The University of Adelaide is a research-intensive Australian university renowned for its excellence in science, engineering, and wine technology. It leads collaborative innovation in health, sustainability, and AI. The University of Adelaide and NECLA co-developed strategies to exploit unlabeled data for vision-and-language learning. We introduced research methods that efficiently harness pre-trained models, helping to bridge the gap between limited supervision and real-world AI needs in multimodal tasks.

Posts

THAT: Token-wise High-frequency Augmentation Transformer for Hyperspectral Pansharpening

Transformer-based methods have demonstrated strong potential in hyperspectral pansharpening by modeling long-range dependencies. However, their effectiveness is often limited by redundant token representations and a lack of multiscale feature modeling. Hyperspectral images exhibit intrinsic spectral priors (e.g., abundance sparsity) and spatial priors(e.g., non-local similarity), which are critical for accurate reconstruction. From a spectral–spatial perspective, Vision Transformers (ViTs) face two major limitations: they struggle to preserve high-frequency components—such as material edges and texture transitions, and suffer from attention dispersion across redundant tokens. These issues stem from the global self-attention mechanism, which tends to dilute high-frequency signals and overlook localized details.
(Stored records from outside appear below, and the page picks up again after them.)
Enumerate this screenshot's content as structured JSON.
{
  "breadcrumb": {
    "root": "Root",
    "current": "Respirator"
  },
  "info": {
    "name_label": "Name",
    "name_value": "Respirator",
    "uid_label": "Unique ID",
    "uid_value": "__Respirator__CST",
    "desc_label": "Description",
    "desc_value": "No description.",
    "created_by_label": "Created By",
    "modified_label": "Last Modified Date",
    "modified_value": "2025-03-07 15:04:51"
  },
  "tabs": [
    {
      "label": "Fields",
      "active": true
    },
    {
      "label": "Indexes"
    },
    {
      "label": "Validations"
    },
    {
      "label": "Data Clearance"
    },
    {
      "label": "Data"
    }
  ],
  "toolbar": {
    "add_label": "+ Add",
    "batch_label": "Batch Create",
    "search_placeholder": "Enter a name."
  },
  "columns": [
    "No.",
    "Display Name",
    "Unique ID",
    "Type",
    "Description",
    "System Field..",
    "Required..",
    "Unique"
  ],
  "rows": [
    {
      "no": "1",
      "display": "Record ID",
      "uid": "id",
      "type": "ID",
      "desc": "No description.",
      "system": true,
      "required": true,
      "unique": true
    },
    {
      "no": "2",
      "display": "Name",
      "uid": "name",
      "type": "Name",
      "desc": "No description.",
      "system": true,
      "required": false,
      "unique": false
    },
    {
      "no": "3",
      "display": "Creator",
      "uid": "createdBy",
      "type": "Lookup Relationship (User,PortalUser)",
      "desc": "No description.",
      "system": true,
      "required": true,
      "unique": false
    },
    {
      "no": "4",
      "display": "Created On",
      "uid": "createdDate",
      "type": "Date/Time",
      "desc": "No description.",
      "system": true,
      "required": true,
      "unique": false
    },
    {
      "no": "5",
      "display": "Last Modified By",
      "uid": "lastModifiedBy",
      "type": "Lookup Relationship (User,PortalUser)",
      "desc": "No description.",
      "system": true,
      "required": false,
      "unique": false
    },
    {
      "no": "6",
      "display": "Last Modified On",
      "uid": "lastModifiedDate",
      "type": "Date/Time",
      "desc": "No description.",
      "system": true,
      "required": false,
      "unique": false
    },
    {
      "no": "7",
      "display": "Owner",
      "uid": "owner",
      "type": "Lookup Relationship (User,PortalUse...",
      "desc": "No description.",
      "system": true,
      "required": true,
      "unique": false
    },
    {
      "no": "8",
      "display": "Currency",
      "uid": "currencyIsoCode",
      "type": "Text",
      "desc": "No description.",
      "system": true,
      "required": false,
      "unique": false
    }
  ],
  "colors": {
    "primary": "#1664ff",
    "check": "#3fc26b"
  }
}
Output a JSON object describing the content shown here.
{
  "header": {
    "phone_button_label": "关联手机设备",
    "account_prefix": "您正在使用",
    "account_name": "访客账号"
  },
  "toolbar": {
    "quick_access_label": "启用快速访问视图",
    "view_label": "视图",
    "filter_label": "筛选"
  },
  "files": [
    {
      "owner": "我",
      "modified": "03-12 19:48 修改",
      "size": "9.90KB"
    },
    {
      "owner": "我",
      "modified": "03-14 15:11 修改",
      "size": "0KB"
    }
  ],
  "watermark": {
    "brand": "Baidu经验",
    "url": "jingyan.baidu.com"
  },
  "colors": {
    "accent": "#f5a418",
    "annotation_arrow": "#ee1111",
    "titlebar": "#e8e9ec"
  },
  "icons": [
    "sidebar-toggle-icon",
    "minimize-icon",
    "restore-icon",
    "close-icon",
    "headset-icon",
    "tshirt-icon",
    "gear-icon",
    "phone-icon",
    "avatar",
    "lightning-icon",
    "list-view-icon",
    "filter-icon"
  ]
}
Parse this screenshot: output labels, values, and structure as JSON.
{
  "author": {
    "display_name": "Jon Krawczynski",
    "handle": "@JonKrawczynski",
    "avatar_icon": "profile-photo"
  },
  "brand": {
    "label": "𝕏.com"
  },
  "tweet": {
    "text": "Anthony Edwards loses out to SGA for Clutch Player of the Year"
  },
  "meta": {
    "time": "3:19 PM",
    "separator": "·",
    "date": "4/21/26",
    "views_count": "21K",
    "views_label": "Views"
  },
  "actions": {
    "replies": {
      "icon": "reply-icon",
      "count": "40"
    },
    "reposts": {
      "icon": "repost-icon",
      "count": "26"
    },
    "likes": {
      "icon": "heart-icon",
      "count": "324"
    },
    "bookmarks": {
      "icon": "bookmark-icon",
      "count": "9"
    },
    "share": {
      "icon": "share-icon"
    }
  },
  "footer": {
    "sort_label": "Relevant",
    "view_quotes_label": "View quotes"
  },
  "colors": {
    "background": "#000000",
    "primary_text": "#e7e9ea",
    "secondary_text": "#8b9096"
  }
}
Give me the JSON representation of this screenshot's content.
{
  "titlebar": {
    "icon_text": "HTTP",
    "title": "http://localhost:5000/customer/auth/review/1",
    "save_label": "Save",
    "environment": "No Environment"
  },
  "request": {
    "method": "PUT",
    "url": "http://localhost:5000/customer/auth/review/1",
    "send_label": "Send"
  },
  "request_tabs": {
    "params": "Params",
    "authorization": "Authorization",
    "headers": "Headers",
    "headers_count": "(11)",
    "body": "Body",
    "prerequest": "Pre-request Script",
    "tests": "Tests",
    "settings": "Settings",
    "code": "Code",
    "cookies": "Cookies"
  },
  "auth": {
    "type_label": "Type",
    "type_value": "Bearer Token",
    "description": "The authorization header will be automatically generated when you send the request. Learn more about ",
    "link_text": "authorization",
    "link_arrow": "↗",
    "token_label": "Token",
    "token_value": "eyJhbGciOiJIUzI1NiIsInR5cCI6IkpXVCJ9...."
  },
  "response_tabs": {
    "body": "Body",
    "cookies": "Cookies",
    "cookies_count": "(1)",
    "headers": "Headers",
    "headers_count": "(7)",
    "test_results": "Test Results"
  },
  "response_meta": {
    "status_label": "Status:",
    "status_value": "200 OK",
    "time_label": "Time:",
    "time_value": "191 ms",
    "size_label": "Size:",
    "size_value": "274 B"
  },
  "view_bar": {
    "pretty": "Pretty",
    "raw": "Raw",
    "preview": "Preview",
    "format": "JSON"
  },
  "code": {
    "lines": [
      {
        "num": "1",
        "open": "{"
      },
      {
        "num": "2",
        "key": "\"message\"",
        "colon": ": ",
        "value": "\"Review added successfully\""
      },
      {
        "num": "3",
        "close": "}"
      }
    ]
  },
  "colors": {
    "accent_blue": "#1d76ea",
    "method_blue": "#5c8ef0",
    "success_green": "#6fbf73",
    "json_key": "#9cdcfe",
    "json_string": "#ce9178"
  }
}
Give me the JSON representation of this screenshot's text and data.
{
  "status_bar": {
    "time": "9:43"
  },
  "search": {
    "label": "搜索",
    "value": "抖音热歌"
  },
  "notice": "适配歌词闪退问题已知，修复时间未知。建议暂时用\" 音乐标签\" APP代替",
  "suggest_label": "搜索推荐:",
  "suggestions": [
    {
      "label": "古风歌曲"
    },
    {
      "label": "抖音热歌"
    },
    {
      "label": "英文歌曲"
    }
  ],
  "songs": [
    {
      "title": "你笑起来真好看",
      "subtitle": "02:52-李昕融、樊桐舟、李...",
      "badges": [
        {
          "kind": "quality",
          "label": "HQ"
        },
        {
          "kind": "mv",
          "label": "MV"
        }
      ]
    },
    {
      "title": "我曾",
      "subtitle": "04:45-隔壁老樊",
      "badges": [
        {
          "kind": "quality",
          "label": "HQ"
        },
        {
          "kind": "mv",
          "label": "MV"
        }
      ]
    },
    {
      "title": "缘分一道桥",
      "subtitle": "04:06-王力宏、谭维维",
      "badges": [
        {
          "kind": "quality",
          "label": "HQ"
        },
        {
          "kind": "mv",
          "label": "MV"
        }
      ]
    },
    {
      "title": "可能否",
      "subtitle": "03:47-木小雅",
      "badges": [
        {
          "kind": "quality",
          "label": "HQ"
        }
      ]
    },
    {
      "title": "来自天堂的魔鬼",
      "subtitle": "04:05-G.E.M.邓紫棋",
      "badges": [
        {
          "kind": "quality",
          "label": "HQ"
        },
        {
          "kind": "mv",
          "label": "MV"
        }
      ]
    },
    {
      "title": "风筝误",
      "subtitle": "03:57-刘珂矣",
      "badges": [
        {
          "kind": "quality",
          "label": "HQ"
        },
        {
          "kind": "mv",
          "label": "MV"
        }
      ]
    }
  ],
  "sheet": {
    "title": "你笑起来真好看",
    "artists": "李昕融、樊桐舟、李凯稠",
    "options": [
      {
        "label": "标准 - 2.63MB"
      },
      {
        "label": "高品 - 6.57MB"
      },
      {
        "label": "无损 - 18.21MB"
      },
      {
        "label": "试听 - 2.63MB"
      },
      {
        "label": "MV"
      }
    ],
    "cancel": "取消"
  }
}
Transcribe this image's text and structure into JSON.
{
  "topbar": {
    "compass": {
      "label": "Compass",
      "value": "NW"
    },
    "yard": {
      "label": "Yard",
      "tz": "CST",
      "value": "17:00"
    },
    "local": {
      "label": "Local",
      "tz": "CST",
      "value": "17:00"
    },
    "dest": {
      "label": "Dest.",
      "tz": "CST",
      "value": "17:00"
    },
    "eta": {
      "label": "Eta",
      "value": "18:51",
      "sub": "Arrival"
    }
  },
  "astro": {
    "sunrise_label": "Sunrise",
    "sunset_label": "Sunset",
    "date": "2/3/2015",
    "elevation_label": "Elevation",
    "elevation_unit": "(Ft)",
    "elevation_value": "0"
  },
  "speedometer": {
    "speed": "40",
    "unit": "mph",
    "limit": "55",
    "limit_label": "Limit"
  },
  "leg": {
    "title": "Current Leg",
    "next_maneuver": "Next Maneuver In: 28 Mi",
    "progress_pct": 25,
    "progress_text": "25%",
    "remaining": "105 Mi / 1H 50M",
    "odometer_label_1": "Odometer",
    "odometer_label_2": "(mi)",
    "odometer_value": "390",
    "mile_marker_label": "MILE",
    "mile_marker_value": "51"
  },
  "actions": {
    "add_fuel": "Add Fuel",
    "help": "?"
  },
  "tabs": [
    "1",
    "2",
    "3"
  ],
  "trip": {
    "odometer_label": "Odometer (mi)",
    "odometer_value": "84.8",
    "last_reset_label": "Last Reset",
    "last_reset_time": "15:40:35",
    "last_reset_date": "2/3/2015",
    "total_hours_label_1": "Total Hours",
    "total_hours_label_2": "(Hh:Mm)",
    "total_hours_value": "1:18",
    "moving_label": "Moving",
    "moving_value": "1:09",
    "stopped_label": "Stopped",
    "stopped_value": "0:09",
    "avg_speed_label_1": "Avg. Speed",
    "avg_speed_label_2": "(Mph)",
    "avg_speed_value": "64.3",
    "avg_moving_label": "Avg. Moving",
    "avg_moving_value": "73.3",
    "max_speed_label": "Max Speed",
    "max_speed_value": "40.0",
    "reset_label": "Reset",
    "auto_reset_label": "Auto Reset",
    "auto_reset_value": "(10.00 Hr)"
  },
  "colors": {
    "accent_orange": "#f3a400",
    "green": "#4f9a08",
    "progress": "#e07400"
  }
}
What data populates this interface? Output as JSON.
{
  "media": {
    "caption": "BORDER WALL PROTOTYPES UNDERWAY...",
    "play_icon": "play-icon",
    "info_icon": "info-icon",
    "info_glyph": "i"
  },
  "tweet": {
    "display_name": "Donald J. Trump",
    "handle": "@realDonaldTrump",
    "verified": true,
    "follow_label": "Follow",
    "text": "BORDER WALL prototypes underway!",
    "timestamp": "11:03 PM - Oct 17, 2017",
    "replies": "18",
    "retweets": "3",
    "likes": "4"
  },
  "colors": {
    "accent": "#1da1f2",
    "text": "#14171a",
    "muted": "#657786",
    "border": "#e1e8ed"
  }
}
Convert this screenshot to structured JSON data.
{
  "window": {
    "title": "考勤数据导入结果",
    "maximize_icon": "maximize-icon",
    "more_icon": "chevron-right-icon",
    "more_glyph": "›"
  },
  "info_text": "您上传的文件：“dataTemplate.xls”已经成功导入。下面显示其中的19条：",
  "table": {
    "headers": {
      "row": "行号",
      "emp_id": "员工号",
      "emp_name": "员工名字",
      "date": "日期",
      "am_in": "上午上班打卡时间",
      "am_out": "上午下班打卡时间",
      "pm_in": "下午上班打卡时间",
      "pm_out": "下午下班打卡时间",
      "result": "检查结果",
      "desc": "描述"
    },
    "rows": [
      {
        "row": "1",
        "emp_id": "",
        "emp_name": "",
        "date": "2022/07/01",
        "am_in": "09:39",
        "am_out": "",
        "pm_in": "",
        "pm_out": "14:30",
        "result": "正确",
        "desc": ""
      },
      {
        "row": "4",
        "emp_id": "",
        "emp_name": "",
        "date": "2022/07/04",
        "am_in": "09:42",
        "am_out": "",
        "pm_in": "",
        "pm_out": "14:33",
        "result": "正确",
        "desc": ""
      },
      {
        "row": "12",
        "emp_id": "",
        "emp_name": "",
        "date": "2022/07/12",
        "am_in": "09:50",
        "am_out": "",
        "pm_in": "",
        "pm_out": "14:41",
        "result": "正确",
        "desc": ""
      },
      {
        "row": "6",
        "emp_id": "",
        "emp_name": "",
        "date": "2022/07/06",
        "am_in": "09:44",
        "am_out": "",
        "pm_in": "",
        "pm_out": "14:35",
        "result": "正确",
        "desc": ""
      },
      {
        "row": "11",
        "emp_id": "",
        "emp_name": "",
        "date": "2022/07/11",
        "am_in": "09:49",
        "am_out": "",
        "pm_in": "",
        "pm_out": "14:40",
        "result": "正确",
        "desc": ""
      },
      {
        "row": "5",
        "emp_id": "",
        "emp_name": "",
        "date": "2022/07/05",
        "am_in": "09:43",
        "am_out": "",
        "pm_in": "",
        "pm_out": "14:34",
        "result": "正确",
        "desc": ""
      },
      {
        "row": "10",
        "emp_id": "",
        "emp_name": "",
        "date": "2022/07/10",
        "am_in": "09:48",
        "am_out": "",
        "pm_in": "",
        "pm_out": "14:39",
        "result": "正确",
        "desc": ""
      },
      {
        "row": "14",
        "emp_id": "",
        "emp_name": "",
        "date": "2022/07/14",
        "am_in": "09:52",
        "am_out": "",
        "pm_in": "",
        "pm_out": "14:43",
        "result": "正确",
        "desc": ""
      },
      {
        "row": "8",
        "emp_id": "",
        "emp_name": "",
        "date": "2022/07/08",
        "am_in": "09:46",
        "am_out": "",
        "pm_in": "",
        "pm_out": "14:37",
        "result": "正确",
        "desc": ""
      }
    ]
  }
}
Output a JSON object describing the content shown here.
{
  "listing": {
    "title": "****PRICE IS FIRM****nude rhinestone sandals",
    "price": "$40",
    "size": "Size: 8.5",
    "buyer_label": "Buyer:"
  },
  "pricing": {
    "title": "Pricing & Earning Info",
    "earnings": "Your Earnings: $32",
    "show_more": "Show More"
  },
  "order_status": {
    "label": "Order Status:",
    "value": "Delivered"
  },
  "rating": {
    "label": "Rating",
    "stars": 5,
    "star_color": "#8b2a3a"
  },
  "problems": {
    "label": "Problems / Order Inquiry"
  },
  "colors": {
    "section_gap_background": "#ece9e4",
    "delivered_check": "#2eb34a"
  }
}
To address these challenges, we propose the Token-wise High-frequency AugmentationTransformer (THAT), a novel framework designed to enhance hyperspectral pansharpening through improved high-frequency feature representation and token selection. Specifically, THAT introduces: (1) Pivotal Token Selective Attention (PTSA) to prioritize informative tokens and suppress redundancy; (2) a Multi-level Variance-aware Feed-forward Network (MVFN) to enhance high-frequency detail learning. Experiments on standard benchmarks show that THAT achieves state-of-the-art performance with improved reconstruction quality and efficiency.

Scalable Deep k-Subspace Clustering

Subspace clustering algorithms are notorious for their scalability issues because building and processing large affinity matrices are demanding. In this paper, we introduce a method that simultaneously learns an embedding space along subspaces within it to minimize a notion of reconstruction error, thus addressing the problem of subspace clustering in an end-to-end learning paradigm. To achieve our goal, we propose a scheme to update subspaces within a deep neural network. This in turn frees us from the need of having an affinity matrix to perform clustering. Unlike previous attempts, our method can easily scale up to large datasets, making it unique in the context of unsupervised learning with deep architectures. Our experiments show that our method significantly improves the clustering accuracy while enjoying cheaper memory footprints.